Isso não significa varrer o nome de pessoas ligadas à
Ditadura de todas as praças, estradas e monumentos do país, do Oiapoque ao
Chuí. Nem devolver o busto de um ex-presidente militar à praça pública em pleno
ano de 2017, o que considero um contrassenso. Significa conhecer a fundo a
história recente do país e estar atento para que o fantasma da Ditadura esteja afastado
para sempre da história do Brasil. Significa reconhecer que, 53 anos depois, esse
tema ainda incomoda muita gente. Significa saber o que foi feito nos porões da Ditadura em nome do Estado e por quem. Significa saber que o caminho da luta armada foi um erro, um erro lamentável que ceifou vidas e serviu de álibi para o recrudescimento do regime. Significa saber que não existe caminho confiável quando se envereda pela seara das rupturas institucionais.
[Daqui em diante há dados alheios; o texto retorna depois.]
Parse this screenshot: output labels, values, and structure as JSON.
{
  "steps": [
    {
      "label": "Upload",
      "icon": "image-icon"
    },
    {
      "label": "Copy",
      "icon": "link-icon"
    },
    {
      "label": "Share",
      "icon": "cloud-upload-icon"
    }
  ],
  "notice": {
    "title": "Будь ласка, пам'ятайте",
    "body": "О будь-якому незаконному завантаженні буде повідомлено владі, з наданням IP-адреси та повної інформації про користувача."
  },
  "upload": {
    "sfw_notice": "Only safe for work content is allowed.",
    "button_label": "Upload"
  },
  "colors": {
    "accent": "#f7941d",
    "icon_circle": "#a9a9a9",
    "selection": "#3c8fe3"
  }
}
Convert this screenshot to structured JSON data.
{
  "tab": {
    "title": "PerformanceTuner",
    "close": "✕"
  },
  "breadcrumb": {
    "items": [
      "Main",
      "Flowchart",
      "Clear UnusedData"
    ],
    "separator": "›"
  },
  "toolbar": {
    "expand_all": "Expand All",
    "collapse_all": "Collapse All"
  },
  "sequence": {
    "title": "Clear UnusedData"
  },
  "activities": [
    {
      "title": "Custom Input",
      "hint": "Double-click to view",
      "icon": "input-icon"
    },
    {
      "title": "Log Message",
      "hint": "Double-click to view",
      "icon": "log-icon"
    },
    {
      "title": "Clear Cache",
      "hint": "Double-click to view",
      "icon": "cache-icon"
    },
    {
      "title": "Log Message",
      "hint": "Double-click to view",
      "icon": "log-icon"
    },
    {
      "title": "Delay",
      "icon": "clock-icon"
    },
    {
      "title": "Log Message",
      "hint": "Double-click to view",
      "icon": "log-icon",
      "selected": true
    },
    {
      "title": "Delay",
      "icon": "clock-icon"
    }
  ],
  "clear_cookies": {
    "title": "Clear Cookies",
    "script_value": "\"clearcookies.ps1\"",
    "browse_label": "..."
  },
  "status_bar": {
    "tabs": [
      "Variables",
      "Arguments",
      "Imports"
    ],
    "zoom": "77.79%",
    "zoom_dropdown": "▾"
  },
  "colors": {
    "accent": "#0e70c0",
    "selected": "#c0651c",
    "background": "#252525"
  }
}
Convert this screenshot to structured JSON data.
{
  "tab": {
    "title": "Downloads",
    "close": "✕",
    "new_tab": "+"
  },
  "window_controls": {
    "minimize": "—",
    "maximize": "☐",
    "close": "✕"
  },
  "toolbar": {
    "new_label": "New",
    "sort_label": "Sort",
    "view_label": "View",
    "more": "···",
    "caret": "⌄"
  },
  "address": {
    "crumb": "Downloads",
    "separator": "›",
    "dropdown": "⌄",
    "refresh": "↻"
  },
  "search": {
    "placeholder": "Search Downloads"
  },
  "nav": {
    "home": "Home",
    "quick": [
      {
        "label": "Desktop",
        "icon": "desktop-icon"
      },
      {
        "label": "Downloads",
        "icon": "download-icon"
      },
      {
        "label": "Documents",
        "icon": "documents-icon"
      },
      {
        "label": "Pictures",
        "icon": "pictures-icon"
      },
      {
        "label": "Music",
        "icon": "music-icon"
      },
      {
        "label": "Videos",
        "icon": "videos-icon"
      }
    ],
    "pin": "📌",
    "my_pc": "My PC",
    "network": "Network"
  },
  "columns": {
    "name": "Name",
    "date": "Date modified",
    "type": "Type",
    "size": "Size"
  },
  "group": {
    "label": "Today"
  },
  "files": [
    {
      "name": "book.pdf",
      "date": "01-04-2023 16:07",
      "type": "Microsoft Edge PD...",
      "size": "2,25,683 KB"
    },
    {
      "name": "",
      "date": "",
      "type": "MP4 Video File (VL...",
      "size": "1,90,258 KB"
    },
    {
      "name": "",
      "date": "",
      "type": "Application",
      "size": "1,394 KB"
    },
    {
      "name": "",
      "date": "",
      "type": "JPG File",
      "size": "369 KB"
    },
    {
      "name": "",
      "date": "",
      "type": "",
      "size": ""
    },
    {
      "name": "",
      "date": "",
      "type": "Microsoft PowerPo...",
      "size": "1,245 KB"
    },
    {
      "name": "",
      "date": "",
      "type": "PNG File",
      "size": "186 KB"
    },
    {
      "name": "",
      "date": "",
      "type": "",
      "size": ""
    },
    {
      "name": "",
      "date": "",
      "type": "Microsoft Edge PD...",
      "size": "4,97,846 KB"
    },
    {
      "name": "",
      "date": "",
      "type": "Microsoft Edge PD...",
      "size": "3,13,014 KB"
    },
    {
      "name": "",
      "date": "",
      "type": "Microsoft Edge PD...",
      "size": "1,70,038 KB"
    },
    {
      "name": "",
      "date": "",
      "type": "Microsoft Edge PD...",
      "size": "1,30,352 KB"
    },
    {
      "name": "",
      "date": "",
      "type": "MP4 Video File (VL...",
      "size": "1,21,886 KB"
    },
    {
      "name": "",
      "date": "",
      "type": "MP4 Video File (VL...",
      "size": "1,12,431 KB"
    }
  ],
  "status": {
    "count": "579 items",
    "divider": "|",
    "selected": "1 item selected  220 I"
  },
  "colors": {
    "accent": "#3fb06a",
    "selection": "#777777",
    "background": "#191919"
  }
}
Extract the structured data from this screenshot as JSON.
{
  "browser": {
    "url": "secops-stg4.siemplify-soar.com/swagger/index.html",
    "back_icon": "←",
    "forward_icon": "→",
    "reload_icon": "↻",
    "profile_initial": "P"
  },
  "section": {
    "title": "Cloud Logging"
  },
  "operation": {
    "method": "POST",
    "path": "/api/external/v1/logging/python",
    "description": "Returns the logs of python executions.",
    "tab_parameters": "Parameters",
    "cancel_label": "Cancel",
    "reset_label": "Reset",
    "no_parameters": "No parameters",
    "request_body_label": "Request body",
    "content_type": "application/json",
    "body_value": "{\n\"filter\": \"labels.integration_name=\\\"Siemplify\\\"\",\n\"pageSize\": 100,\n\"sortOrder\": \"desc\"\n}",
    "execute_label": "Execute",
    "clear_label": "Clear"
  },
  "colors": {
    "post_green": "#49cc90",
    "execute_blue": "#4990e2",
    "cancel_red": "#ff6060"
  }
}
Significa saber que, sim, a Democracia é complicada, dá trabalho, mas que, sim, é o
melhor que temos.
Mas tem gente que tem saudade de outros tempos.
Bem, fazer o que? Estamos em uma Democracia. Cada um sabe onde bate a sua saudade, mesmo que ela bata no lugar errado da história.
Bem, fazer o que? Estamos em uma Democracia. Cada um sabe onde bate a sua saudade, mesmo que ela bata no lugar errado da história.